RESPONSE: The proposed Strategy and Basin Plan amendment contains dates in the Garcia River Sedimentation Reduction Plan section. These dates provide recommended procedures for general land use activities in the riparian management zone. If a landowner wishes to manage his land use in the riparian zone outside of the recommended dates, he has the option of submitting a Site-Specific Sedimentation Reduction Plan which will provide his own proposal for controlling excess sedimentation.
30. COMMENT: Implementation measures such as the tree retention requirements have no direct bearing on sediment delivery.
RESPONSE: All of the measures proposed in the Garcia River Watershed Sedimentation Reduction Plan have an influence on sediment delivery either through direct reduction (e.g., road construction standards) or indirect reduction (e.g., sediment filtering through the riparian zone).
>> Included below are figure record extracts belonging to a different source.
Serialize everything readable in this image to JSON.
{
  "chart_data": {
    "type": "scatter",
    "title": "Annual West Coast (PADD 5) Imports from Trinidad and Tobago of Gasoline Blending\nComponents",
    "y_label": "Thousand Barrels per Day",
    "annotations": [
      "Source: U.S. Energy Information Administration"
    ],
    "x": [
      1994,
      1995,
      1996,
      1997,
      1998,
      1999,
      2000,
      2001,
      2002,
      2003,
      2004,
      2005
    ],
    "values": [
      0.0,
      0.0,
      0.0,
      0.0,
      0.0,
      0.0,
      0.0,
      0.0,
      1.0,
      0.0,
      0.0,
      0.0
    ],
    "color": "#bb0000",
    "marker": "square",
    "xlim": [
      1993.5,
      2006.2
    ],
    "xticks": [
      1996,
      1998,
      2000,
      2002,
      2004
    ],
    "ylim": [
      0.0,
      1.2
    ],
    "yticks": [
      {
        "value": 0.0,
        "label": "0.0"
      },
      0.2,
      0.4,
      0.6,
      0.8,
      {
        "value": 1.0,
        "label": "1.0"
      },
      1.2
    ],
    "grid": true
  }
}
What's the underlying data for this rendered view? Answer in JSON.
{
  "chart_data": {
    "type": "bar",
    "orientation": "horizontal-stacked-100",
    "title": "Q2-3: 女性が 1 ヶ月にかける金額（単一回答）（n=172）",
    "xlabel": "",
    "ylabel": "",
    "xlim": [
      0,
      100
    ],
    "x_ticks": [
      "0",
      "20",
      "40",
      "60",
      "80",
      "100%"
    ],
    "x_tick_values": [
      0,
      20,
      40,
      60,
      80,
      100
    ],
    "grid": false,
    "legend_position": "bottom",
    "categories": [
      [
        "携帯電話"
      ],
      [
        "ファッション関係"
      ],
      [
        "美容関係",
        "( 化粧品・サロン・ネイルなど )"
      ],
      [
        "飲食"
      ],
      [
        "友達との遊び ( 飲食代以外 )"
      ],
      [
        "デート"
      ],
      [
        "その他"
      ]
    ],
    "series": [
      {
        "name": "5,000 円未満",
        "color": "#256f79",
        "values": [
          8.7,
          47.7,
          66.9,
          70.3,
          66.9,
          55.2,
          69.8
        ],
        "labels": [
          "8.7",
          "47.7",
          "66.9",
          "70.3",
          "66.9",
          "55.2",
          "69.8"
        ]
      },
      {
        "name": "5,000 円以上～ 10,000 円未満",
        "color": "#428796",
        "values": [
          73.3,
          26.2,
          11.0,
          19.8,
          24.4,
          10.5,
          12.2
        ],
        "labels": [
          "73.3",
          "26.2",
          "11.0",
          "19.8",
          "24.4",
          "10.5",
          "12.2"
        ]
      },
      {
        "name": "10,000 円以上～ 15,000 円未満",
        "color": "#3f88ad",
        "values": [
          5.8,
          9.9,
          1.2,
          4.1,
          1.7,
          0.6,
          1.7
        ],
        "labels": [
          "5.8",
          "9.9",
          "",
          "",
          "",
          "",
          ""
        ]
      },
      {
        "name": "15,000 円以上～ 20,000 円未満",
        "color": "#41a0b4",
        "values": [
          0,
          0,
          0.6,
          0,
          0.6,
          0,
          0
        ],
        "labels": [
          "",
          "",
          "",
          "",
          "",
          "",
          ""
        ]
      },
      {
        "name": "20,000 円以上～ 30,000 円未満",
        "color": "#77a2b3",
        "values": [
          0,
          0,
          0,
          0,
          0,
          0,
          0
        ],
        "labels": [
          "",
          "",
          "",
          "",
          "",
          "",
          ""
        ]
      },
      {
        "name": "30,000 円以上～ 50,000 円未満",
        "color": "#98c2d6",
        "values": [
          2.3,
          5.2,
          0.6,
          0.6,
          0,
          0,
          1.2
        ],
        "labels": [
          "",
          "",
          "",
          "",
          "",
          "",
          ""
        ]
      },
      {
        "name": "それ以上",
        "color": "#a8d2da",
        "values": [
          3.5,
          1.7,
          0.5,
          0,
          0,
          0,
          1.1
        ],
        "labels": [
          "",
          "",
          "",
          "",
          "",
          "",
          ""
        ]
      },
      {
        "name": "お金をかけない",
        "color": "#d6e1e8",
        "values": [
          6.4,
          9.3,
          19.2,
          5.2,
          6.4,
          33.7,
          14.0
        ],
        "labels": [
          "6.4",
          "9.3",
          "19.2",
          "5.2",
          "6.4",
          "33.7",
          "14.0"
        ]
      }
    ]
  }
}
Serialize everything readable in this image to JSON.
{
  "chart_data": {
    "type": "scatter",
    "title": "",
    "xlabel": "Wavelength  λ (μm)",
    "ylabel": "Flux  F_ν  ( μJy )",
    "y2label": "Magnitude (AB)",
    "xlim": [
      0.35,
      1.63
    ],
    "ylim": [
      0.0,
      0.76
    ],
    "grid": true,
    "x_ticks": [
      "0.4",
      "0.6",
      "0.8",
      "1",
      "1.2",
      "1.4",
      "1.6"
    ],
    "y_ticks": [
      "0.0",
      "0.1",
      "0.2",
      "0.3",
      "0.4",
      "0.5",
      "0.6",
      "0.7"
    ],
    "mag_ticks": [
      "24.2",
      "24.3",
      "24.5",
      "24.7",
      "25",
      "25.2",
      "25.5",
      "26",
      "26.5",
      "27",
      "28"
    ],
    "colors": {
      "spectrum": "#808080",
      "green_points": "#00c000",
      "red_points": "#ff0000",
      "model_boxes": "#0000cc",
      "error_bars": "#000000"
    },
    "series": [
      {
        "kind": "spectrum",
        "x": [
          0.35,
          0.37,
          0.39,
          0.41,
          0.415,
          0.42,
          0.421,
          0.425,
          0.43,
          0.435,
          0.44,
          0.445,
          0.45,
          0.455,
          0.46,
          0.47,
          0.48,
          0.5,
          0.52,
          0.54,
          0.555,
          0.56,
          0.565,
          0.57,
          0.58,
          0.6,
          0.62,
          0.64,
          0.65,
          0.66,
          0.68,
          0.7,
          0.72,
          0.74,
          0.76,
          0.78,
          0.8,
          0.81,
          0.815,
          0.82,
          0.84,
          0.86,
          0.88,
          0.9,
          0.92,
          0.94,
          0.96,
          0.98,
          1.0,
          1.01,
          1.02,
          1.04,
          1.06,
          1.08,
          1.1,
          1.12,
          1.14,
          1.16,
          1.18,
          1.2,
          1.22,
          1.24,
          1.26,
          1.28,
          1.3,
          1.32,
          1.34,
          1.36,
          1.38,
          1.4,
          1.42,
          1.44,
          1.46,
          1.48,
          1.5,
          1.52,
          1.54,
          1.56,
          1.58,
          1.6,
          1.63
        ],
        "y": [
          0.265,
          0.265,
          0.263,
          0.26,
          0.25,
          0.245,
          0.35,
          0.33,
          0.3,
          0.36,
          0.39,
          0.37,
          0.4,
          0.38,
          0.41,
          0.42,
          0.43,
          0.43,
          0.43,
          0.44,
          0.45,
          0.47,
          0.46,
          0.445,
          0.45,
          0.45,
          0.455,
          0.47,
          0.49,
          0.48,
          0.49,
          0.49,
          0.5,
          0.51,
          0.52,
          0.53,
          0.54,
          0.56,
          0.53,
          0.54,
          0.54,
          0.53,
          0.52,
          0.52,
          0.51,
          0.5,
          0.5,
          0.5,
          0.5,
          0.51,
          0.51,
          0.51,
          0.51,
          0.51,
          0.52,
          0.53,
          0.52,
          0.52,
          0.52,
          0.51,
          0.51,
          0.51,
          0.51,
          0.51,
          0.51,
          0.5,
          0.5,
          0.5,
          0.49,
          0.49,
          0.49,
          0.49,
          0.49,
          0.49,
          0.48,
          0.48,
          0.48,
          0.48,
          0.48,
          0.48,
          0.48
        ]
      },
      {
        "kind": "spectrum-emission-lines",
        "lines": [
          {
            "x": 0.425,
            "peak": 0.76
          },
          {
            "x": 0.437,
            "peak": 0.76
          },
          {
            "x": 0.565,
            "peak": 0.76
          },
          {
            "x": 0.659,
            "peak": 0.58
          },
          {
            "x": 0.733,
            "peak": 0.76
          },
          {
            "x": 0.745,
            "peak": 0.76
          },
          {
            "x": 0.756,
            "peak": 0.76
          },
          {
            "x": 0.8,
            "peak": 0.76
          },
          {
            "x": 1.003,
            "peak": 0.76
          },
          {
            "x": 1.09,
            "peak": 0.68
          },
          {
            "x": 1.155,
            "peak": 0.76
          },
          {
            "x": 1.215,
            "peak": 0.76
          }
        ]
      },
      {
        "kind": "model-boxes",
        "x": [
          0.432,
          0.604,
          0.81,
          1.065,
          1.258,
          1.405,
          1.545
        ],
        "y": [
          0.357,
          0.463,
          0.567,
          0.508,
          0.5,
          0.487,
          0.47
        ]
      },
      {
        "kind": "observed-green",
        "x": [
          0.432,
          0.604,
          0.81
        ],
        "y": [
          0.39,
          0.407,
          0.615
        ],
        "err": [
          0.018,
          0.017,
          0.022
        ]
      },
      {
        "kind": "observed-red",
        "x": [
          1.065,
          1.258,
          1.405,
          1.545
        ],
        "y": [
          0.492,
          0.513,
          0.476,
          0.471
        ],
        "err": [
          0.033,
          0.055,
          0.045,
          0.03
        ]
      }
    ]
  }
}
Tree retention in the riparian management zone provides for recruitment of large woody debris which serves to control in-channel transportation of sediment and to influence channel structure positively. Tree retention, along with shrubs and forbs, also serves to control the delivery of sediment through the riparian zone by filtering sediment.
Comments on the need for technical and financial assistance
31. COMMENT: Landowners need technical assistance.
RESPONSE: Regional Water Board staff and others are available to provide technical assistance when requested. The proposed Strategy includes a list of formal and informal sources of technical assistance.
32. COMMENT: The annual reporting and inventory requirements need to be funded.
RESPONSE: Much of the inventory described in the proposed Strategy and Basin Plan amendment is basic to good land stewardship and may already be anticipated by a landowner. Other regulatory programs, such as Timber Harvest Review, require inventories that the landowner may submitted to the satisfy the reporting and inventory requirements of the proposed Strategy and Basin Plan amendment. The Education and Assistance Section of the proposed Strategy identifies funding options that might be used.
33. COMMENT: The economic impacts will be excessive.
RESPONSE: The discussion of economics contained in the Staff Report includes the perspectives of both resources protection and estimated costs of compliance to the proposed Basin Plan amendment. The discussion used comments received from the State Water Board Economic Analysis Unit of the Office of Statewide Consistency that indicated in fact that the loss of fishery in the Garcia River exceeds the costs of implementing the proposed Basin Plan amendment.
34. COMMENT: The time frames are unreasonable.
Comments on the proposed Basin Plan amendment
35. COMMENT: The Garcia River Watershed Sedimentation Reduction Plan will become enforceable once it is in the Basin Plan.
RESPONSE: The Strategy and the corresponding Basin Plan amendment state
that the Garcia River Watershed Sedimentation Reduction Plan does not apply
to those landowners who either have an approved Site Specific Sedimentation
Reduction Plan or whose land management activities do not result in the
discharge of sediment. Therefore, by definition, it cannot be enforced
against those categories of landowners. All other landowners must either
implement the Garcia River Watershed Sedimentation Reduction Plan or face
potential enforcement for violations of the prohibitions against discharges
or placement of sediment. The Regional Water Board staff expect that CDF
will apply the Garcia River Watershed Sedimentation Reduction Plan measures,
instead of applying the sediment prohibitions, in approving Timber Harvest
Plans for timber owners who do not have an approved Site Specific Sedimentation
Reduction Plan if there is a potential for their activities to result in
the discharge or placement of sediment.